With the configuration file suitably configured and ready to use, you now need to populate the lower-level device with the metadata information, and then start the DRBD service.

14.1.1.3. Configuring MySQL for DRBD

Once you have configured DRBD and have an active DRBD device and filesystem, you can configure MySQL to use the chosen device to store the MySQL data.

When performing a new installation of MySQL, you can either select to install MySQL entirely onto the DRBD device, or just configure the data directory to be located on the new filesystem.

In either case, the files and installation must take place on the primary node, because that is the only DRBD node on which you can mount the DRBD device filesystem as read/write.

You should store the following files and information on your DRBD device:

  • MySQL data files, including the binary log, and InnoDB data files.

  • MySQL configuration file (my.cnf).

To setup MySQL to use your new DRBD device and filesystem:

  1. If you are migrating an existing MySQL installation, stop MySQL:

    $ mysqladmin shutdown
  2. Copy the my.cnf onto the DRBD device. If you are not already using a configuration file, copy one of the sample configuration files from the MySQL distribution.

    # mkdir /mnt/drbd/mysql
    # cp /etc/my.cnf /mnt/drbd/mysql
  3. Copy your MySQL data directory to the DRBD device and mounted filesystem.

    # cp -R /var/lib/mysql /drbd/mysql/data
  4. Edit the configuration file to reflect the change of directory by setting the value of the datadir option.

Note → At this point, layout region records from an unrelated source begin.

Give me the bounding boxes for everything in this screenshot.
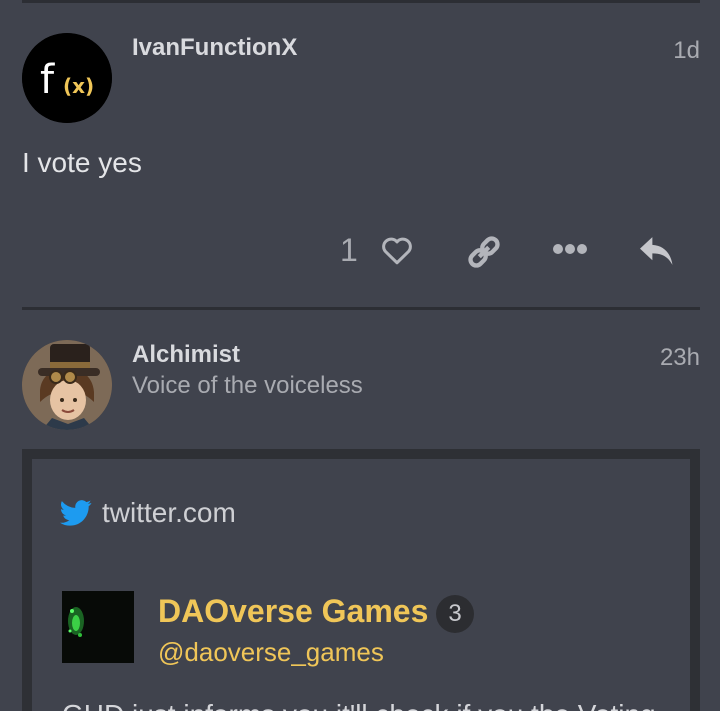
fx-logo-icon: f (x) (22, 33, 112, 123)
onebox-source[interactable]: twitter.com (60, 497, 236, 529)
tweet-text: GHD just informs you it'll check if you … (62, 699, 656, 711)
onebox-domain[interactable]: twitter.com (102, 497, 236, 529)
post-username[interactable]: IvanFunctionX (132, 34, 297, 62)
profile-image-art (62, 591, 134, 663)
twitter-display-name[interactable]: DAOverse Games (158, 593, 428, 630)
twitter-handle[interactable]: @daoverse_games (158, 637, 384, 668)
post-divider-top (22, 0, 700, 3)
post-time[interactable]: 23h (660, 344, 700, 372)
avatar-sub: (x) (63, 74, 94, 98)
post-divider (22, 307, 700, 310)
post-body: I vote yes (22, 147, 142, 178)
twitter-bird-icon (60, 500, 92, 526)
twitter-badge: 3 (436, 595, 474, 633)
steampunk-character-avatar (22, 340, 112, 430)
twitter-onebox[interactable]: twitter.com DAOverse Games 3 @daoverse_g… (22, 449, 700, 711)
heart-icon (382, 237, 412, 265)
link-icon (468, 236, 500, 268)
copy-link-button[interactable] (464, 232, 504, 277)
reply-button[interactable] (638, 234, 676, 273)
like-count[interactable]: 1 (340, 232, 358, 269)
post-actions: 1 (0, 228, 720, 278)
more-button[interactable] (552, 242, 588, 261)
like-button[interactable] (378, 232, 416, 273)
post-time[interactable]: 1d (673, 37, 700, 65)
more-dots-icon (553, 244, 587, 254)
avatar[interactable]: f (x) (22, 33, 112, 123)
avatar-letter: f (40, 57, 55, 103)
user-title: Voice of the voiceless (132, 372, 363, 399)
avatar[interactable] (22, 340, 112, 430)
reply-icon (640, 237, 673, 265)
post-username[interactable]: Alchimist (132, 341, 240, 369)
twitter-profile-image[interactable] (62, 591, 134, 663)
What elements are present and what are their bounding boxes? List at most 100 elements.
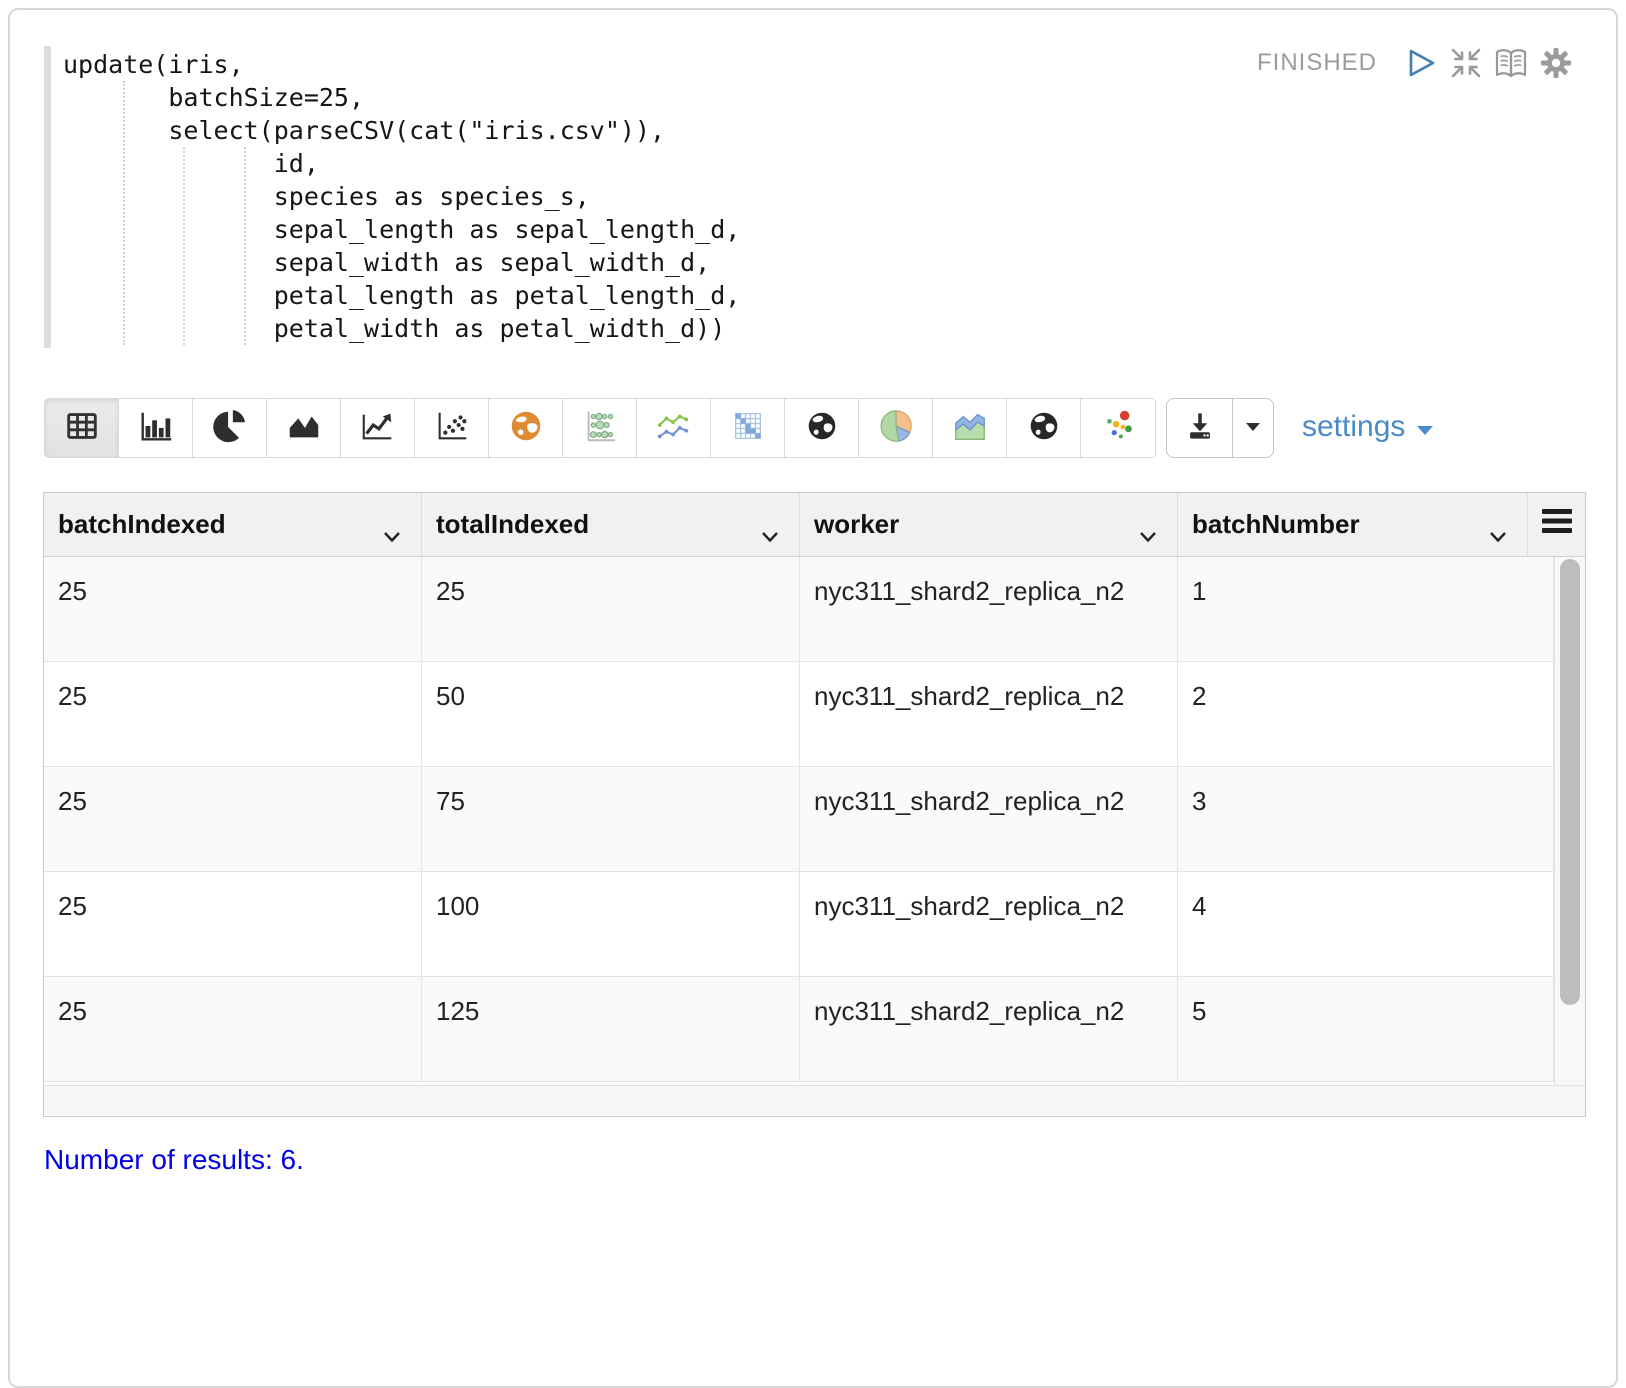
- code-line: id,: [63, 147, 740, 180]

If you have not already enabled the binary log, also set the value of the log-bin option.

    datadir = /drbd/mysql/data
      log-bin = mysql-bin
  5. Create a symbolic link from /etc/my.cnf to the new configuration file on the DRBD device filesystem.

    # ln -s /drbd/mysql/my.cnf /etc/my.cnf
  6. Now start MySQL and check that the data that you copied to the DRBD device filesystem is present.

    # /etc/init.d/mysql start

Your MySQL data should now be located on the filesystem running on your DRBD device. The data will be physically stored on the underlying device that you configured for the DRBD device. Meanwhile, the content of your MySQL databases will be copied to the secondary DRBD node.

Note that you cannot access the information on your secondary node, as a DRBD device working in secondary mode is not available for use.